Ms Ryan said her feelings about the party and her membership have been “rumbling for about 18 months”.
“I have had many, many sleepless nights over this and many, many hard decisions. I worked for Sinn Féin for the last 15 years in a voluntary capacity initially, then I came up and became a councillor and then a TD so this isn’t something that I would rest easy with.”
She added: “If you have a situation where you have members in any party who are undermining a sitting TD by what they do then you have a problem.”
Asked whether she felt “pushed” to resign, Ms Ryan said: “Yes, I do. I absolutely do. I feel that when you go to somebody and you ask them for help because they are not sorting out internal issues and that help is not forthcoming, you either stick with your integrity and do what you think is the right thing for you and your constituents, or you stay put and do nothing.”
She said she felt pushed by the national leadership of the party – but not party leader Mary Lou McDonald – as issues she raised were not addressed.

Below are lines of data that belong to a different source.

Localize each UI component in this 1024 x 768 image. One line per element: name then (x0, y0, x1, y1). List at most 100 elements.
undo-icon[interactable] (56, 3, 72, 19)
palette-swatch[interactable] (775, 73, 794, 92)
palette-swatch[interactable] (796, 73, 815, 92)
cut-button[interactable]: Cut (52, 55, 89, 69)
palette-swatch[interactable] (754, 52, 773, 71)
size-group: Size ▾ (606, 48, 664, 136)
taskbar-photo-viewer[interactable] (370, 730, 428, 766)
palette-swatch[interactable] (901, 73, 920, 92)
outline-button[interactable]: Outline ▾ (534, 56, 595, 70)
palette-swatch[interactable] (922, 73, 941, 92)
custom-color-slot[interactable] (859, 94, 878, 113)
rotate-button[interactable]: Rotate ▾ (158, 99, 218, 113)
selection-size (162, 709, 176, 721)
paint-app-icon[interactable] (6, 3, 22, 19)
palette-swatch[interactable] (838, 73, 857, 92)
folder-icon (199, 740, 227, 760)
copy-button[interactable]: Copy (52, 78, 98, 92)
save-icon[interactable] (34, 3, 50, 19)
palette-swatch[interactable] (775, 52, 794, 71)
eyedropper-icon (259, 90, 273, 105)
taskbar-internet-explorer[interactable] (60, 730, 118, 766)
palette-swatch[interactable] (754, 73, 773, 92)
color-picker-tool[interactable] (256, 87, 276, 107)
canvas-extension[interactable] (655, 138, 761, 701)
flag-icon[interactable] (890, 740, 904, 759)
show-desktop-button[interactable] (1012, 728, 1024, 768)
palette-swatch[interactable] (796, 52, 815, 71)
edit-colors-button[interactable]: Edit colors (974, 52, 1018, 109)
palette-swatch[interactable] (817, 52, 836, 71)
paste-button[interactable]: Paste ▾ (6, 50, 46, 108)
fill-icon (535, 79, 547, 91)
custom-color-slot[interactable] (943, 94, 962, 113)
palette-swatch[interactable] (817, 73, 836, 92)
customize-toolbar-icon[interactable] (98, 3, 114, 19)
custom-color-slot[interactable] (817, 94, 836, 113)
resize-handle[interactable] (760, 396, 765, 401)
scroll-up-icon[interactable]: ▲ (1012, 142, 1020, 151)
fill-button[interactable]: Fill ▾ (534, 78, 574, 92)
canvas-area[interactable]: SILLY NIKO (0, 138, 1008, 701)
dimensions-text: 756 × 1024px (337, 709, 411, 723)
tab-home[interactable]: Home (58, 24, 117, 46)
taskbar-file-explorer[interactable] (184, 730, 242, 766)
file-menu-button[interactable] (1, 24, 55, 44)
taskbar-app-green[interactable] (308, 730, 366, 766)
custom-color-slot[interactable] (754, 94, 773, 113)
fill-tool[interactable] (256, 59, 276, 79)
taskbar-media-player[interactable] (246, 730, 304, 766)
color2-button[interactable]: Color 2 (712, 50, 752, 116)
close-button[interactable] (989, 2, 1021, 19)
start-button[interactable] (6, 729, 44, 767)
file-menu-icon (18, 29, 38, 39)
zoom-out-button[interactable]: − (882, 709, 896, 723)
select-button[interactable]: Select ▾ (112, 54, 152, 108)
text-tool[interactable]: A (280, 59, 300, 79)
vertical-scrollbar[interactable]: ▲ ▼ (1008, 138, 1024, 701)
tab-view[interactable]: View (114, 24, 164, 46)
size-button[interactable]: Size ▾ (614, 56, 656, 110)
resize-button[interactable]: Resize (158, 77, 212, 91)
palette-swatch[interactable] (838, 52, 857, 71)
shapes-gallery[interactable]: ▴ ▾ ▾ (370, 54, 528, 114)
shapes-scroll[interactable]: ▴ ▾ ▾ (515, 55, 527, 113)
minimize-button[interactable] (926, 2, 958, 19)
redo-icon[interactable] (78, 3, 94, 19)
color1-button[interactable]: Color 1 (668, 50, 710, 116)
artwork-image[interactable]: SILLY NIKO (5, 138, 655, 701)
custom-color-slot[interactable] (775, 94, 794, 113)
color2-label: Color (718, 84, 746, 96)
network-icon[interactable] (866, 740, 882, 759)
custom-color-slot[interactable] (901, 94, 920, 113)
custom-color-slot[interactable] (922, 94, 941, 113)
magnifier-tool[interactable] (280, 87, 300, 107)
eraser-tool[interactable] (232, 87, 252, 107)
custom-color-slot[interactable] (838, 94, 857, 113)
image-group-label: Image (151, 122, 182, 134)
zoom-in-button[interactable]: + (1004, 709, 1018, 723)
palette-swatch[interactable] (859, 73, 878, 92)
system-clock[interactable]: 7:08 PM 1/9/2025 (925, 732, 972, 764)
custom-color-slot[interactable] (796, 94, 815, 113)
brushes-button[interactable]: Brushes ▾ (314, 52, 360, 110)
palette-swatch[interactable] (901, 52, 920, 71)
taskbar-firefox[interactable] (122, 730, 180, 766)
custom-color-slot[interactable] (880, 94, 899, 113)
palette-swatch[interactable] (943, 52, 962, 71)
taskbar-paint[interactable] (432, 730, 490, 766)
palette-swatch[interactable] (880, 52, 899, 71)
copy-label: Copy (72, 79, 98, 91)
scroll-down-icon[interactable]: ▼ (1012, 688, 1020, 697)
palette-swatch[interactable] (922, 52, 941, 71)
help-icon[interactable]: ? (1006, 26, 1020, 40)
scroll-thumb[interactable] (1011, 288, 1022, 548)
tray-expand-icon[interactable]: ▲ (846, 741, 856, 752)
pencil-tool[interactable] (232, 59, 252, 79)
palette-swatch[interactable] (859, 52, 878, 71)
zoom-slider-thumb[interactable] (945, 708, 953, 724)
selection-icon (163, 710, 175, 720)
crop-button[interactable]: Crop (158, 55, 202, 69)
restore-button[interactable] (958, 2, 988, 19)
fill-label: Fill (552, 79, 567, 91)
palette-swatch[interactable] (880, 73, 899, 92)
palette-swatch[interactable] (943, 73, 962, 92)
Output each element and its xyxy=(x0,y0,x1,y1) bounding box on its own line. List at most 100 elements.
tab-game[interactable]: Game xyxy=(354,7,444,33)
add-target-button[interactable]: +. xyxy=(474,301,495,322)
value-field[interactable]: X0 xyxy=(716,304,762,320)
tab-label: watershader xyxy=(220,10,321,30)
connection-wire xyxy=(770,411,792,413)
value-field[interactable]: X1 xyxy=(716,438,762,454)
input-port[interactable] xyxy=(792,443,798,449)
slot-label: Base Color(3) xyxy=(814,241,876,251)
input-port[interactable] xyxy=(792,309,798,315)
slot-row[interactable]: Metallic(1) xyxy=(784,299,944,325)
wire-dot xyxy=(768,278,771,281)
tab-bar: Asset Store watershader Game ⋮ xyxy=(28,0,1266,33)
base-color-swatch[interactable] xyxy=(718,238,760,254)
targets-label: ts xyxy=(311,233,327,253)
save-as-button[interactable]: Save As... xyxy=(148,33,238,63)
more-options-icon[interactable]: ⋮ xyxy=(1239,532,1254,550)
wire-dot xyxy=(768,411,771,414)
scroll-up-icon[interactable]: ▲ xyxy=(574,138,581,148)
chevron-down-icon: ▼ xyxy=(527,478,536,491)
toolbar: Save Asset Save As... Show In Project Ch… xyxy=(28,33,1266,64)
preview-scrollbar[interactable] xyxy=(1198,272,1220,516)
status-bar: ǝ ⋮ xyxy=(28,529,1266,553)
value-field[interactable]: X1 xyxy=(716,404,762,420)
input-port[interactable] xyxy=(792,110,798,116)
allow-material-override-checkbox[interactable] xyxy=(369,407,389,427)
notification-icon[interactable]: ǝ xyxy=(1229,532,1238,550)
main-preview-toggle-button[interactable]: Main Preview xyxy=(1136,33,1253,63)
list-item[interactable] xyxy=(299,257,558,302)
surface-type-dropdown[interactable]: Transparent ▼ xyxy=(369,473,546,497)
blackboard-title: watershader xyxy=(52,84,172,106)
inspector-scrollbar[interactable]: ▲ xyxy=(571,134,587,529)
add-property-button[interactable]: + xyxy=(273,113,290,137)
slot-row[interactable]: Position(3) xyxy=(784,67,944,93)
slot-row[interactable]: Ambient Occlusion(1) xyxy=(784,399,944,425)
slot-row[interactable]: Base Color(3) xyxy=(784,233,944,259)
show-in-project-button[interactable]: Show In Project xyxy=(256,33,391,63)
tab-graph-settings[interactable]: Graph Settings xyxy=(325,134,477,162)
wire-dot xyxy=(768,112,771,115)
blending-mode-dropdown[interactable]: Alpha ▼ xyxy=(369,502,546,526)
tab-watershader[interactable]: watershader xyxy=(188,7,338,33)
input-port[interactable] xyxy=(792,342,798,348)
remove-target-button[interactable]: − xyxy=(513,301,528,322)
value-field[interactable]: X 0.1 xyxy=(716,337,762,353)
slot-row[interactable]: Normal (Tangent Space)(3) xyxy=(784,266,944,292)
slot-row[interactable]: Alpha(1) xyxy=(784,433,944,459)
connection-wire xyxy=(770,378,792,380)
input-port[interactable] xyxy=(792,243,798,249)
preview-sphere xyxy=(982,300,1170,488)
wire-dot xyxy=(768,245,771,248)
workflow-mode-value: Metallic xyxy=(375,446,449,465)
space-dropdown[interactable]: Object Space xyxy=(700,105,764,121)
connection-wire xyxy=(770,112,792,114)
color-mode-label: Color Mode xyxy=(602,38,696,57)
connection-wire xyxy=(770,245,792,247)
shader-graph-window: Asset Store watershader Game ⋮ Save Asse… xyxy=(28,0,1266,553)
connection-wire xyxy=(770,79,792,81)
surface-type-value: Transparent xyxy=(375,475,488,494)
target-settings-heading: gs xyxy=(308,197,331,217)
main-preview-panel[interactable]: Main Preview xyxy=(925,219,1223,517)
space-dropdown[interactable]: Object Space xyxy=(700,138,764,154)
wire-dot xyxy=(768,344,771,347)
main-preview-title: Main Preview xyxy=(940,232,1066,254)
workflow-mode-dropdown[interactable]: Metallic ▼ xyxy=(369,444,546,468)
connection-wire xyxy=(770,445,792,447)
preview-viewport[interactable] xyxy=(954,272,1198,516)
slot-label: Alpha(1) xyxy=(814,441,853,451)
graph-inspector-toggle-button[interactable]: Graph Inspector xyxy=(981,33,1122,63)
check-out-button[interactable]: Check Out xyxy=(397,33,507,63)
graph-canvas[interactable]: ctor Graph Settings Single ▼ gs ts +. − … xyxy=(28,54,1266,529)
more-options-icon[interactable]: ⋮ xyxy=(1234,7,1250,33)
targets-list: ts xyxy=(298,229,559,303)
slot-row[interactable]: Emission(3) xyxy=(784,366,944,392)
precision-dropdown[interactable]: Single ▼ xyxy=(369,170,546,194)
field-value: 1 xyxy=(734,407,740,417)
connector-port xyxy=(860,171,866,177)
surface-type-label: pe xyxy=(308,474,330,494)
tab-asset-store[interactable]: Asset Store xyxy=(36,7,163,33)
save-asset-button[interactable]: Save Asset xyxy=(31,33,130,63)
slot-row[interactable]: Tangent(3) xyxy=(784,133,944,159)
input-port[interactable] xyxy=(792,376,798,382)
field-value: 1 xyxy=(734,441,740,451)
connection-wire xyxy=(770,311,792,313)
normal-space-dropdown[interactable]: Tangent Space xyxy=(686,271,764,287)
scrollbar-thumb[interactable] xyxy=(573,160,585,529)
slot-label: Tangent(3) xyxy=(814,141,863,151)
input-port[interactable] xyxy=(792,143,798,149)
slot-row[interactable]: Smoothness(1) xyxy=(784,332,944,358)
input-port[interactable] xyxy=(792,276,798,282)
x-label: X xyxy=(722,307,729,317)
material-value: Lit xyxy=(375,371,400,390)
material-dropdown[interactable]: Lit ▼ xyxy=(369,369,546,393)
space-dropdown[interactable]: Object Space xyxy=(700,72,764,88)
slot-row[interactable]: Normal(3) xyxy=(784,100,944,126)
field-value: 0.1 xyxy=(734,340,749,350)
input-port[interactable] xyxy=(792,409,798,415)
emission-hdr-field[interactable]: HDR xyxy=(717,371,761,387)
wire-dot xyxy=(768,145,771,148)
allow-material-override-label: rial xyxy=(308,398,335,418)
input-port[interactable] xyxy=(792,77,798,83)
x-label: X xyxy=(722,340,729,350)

“I feel we’re down in the polls because they don’t listen to those of us who are asking them to listen and it’s unfortunate.”
Ms Ryan said the party wanted her to contest the upcoming selection convention for Kildare South but she believed she could not continue in the party.
She emphasised that she did not feel pushed by party leader Mary Lou McDonald, but that Ms McDonald “assured me that they would look into everything and would get things addressed” when they last spoke four weeks ago.
“I don’t feel pushed (by Ms McDonald). I feel I’m leaving because I feel I’m not the right fit anymore for the party and it doesn’t sit comfortably with me and that’s why I’m leaving.”
She said the party is not performing well in the polls because “they’re not listening to members and they’re not listening to some of their TDs.”
“I can’t sit here and lie. I have to say it like it is. This is my feeling. Others may disagree with this and that’s their prerogative to do that but this is how I feel and this is where I’m going.”
The Irish Independent have contacted the Sinn Féin party for a response.